つまり全体としては、AIが冷えれば当然大きく下がる。そのうえで、ゼロにはならず、回復の足場は残る。「勝つ」設計ではなく「生き残ってから勝つ」設計にしてある、というのが正確な言い方だと思う。
入れなかった銘柄の話
12銘柄は固定にしている。それぞれのテーマだけを見ればポートフォリオに加えたくなるがそれでは、$QQQなどに近づいていくだけだから、J1・J2のような入れ替え制で運用しようと考えています。決算までに入れ替え理由を検討して、決算を見て弱い銘柄を入れ替えていく予定。ただ、AIの恩恵を受けていく銘柄を想定しているため、そうそう入れ替えは起こらない、つまり長期投資としての側面が強い。

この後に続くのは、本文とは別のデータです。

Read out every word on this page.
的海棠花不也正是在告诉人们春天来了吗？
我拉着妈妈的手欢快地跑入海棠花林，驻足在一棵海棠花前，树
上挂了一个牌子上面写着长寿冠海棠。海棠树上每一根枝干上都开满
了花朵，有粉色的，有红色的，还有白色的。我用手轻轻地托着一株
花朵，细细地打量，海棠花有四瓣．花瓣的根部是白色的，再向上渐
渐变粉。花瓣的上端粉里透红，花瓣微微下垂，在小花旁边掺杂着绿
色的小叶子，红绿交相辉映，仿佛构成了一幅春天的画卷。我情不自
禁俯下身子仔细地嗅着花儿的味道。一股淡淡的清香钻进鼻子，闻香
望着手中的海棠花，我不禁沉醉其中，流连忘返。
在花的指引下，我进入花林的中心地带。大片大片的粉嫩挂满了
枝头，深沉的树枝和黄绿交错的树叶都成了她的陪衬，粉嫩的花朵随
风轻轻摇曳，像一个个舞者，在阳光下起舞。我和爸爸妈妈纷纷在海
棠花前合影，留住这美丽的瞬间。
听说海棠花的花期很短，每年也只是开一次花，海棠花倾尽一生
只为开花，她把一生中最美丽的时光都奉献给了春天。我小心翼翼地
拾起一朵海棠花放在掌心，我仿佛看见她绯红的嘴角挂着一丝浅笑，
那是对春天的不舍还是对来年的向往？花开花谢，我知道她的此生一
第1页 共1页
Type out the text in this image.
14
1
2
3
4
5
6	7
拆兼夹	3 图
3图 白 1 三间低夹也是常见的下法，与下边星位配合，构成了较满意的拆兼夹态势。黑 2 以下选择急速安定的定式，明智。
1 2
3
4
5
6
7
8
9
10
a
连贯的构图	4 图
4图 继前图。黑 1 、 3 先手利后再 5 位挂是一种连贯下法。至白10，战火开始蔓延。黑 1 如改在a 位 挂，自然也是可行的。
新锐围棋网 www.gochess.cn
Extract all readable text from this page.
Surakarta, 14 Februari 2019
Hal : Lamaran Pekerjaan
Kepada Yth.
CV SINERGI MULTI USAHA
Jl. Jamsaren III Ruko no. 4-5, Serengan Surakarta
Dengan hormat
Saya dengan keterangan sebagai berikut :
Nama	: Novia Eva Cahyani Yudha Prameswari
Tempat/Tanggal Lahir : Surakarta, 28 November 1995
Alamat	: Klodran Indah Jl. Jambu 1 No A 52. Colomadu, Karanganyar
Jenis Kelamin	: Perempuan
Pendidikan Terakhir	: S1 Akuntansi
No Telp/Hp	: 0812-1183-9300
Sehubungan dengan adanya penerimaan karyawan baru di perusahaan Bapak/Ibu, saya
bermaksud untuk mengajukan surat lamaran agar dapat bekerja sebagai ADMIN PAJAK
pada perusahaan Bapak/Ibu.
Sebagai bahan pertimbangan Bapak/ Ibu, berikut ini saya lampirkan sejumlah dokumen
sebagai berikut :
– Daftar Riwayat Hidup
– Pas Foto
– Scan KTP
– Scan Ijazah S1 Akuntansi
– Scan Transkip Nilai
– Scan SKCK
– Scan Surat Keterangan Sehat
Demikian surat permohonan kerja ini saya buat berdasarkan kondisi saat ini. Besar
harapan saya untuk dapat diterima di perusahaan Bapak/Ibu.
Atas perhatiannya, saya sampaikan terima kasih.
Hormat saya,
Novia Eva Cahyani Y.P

$APH ―― コネクタ大手で数字は良い。ただ、設備投資サイクルへの感応度がすでに持っている銘柄と重なっていて、分散にならないと判断した。
$MSFT ―― 質は文句なし。ただ現状は「通行料を払う側」の色が濃い。ここは結論を出しきっていなくて、Azureの成長率とキャッシュフローの改善を条件に、10月のレビューで再検討する予定にしてある。
$MU ―― HBMの需要は本物だと思う。ただメモリは構造的にサイクル株で、価格が安く見えることは優位性の証拠にならない。
$NBIS ―― GPUクラウド。ここは典型的に「通行料を払う側」で、しかも資本構造が重い。
ひとつ自分に課しているのは、下がった銘柄を売って上がった銘柄に乗り換えることを禁じる、というルール。これをやり始めると、判断ではなく気分で動くことになる。入れ替えは四半期に一度、決めた日にしか行わない。
「柔軟である」ことと「その場で動く」ことは違う、と思っている。検討はいつでもする。実行はカレンダーの上でしかしない。
運用ルール
損切りをしない。株価が下がったことは売る理由にならない。売るのは、あらかじめ銘柄ごとに書き出しておいた「テーゼが壊れた条件」が実際に発火したときだけ。たとえばTSMCなら、先端プロセス比率が2四半期連続で低下すること、粗利率が50%を割ることなど。これらはすべて遅行指標で、必ず出遅れる。それは承知のうえで、恣意的に売れる余地を消すほうを選んだ。
ルールの変更は四半期レビューでのみ行う。急落の最中に方針を変えない。これがいちばん守るのが難しいと思っている。